The challenge is that what other people might want you to do or achieve is not what makes you happy. They might not agree with your goals or how you want to achieve them, and this can then cause you to doubt yourself and even consider changing what you are doing.

True friends want to see you succeed and become the best you that you can be. Sometimes as you start to improve and achieve goals it can make other people feel uncomfortable because it highlights their lack of growth and accomplishment. When this happens you need to be aware that they might just try to pull you back down because that is easier for them to do than to get themselves into gear and go out and make changes.

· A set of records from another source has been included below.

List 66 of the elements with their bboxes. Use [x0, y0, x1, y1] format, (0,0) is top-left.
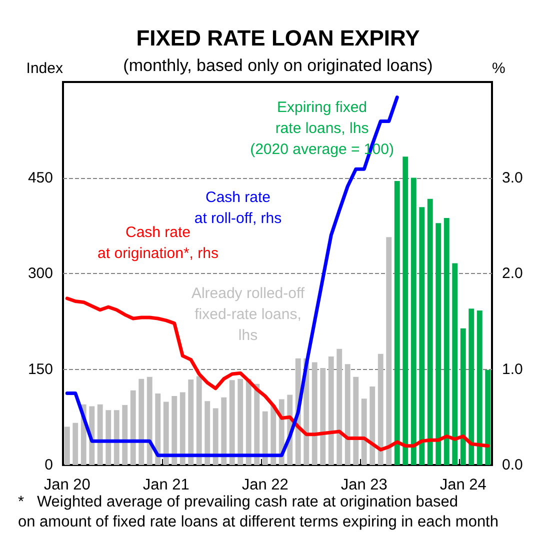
bar — [180, 392, 186, 465]
bar — [444, 218, 450, 465]
bar — [163, 402, 169, 465]
bar — [468, 308, 474, 465]
y2-tick-label: 3.0 — [502, 169, 523, 186]
bar — [344, 364, 350, 465]
y-tick-label: 150 — [28, 360, 53, 378]
line-series — [65, 96, 399, 458]
chart-title: FIXED RATE LOAN EXPIRY — [136, 26, 420, 50]
bar — [328, 356, 334, 465]
bar — [262, 411, 268, 465]
bar — [155, 394, 161, 465]
x-tick-label: Jan 24 — [440, 476, 487, 494]
bar — [419, 207, 425, 465]
x-tick-label: Jan 22 — [242, 476, 288, 494]
bar — [312, 362, 318, 465]
bar — [212, 408, 218, 465]
y-tick-label: 300 — [28, 265, 53, 282]
x-tick-label: Jan 23 — [340, 476, 388, 494]
y2-axis-title: % — [492, 60, 506, 77]
y2-tick-label: 0.0 — [502, 456, 523, 474]
text: Cash rate at origination*, rhs — [98, 224, 218, 262]
bar — [410, 178, 416, 465]
bar — [122, 404, 128, 465]
bar — [138, 378, 144, 465]
bar — [188, 379, 194, 465]
chart-subtitle: (monthly, based only on originated loans) — [123, 56, 433, 75]
bar — [196, 376, 202, 465]
text: Cash rate at roll-off, rhs — [194, 189, 282, 227]
bar — [72, 422, 78, 465]
bar — [246, 378, 252, 465]
bar — [370, 386, 376, 465]
bar — [106, 410, 112, 465]
bar — [229, 380, 235, 465]
bar — [427, 198, 433, 465]
bar — [221, 397, 227, 465]
bar — [238, 378, 244, 465]
bar — [476, 310, 482, 465]
bar — [378, 354, 384, 465]
bar — [402, 156, 408, 465]
bar — [114, 410, 120, 465]
bar — [97, 404, 103, 465]
y-tick-label: 0 — [44, 456, 53, 474]
bar — [394, 180, 400, 465]
bar — [386, 237, 392, 465]
bar — [64, 426, 70, 465]
bar — [353, 376, 359, 465]
text: * Weighted average of prevailing cash rate at origination based on amount of fixed rate loans at different terms expiring in each month — [18, 494, 498, 530]
bar — [320, 368, 326, 465]
bar — [204, 401, 210, 465]
y2-tick-label: 1.0 — [502, 360, 523, 378]
x-tick-label: Jan 20 — [44, 476, 91, 494]
y2-tick-label: 2.0 — [502, 265, 523, 282]
bar — [485, 370, 491, 465]
y-axis-title: Index — [26, 60, 64, 77]
bar — [452, 263, 458, 465]
bar — [436, 223, 442, 465]
bar — [460, 328, 466, 465]
x-tick-label: Jan 21 — [142, 476, 190, 494]
bar — [336, 348, 342, 465]
series-label: Already rolled-off fixed-rate loans, lhs — [191, 285, 306, 344]
bar — [361, 398, 367, 465]
bar — [146, 376, 152, 465]
bar — [130, 390, 136, 465]
y-tick-label: 450 — [28, 169, 53, 186]
bar — [172, 396, 178, 465]
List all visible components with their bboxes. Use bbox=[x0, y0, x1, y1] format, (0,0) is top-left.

When we moved to Australia one of the things that we were warned against before we left was the “tall poppy syndrome”. Our friends who warned us of this – and many other things – had good intentions, but I also know that our decision to immigrate also made some of them “uncomfortable”. Was staying for them the right thing to do? If we stayed that would reaffirm their decision, while us leaving would mean they would need to confront their own choices. When we go back to visit, our friends often ask us if we think they should immigrate, however that is a decision that they need to make and we always try to provide a balanced view.

Back to the “tall poppy syndrome” – apparently it does exist, we have just chosen to be in a field where the poppies grow really tall! We have chosen to associate with people who celebrate each other’s successes and who are constantly improving themselves and encouraging others to do the same.
Make sure your goals are your own, and that achieving these goals is what is going to make you happy. You can enjoy recognition and compliments when you get them, and they will mean more when they align with your values.

7. HICCUPS AND BUMPS IN THE ROAD:

Everyone has an “off day”, where you just can’t get into the flow, you are tired, sore, stressed out, frustrated and more. You have a choice: you can accept it, or you can spend a lot of time and energy fighting it. If you fight it, chances are you will just end up being more frustrated, confused and ultimately making a mountain out of a mole hill!

Bad days happen. Accept it. Don’t fight it. It will pass. It might be a matter of saying, “Today I feel really tired, so I’ll do what I can and see what happens”. Just do something, even if it’s just a smaller effort. Do not let such days defeat you.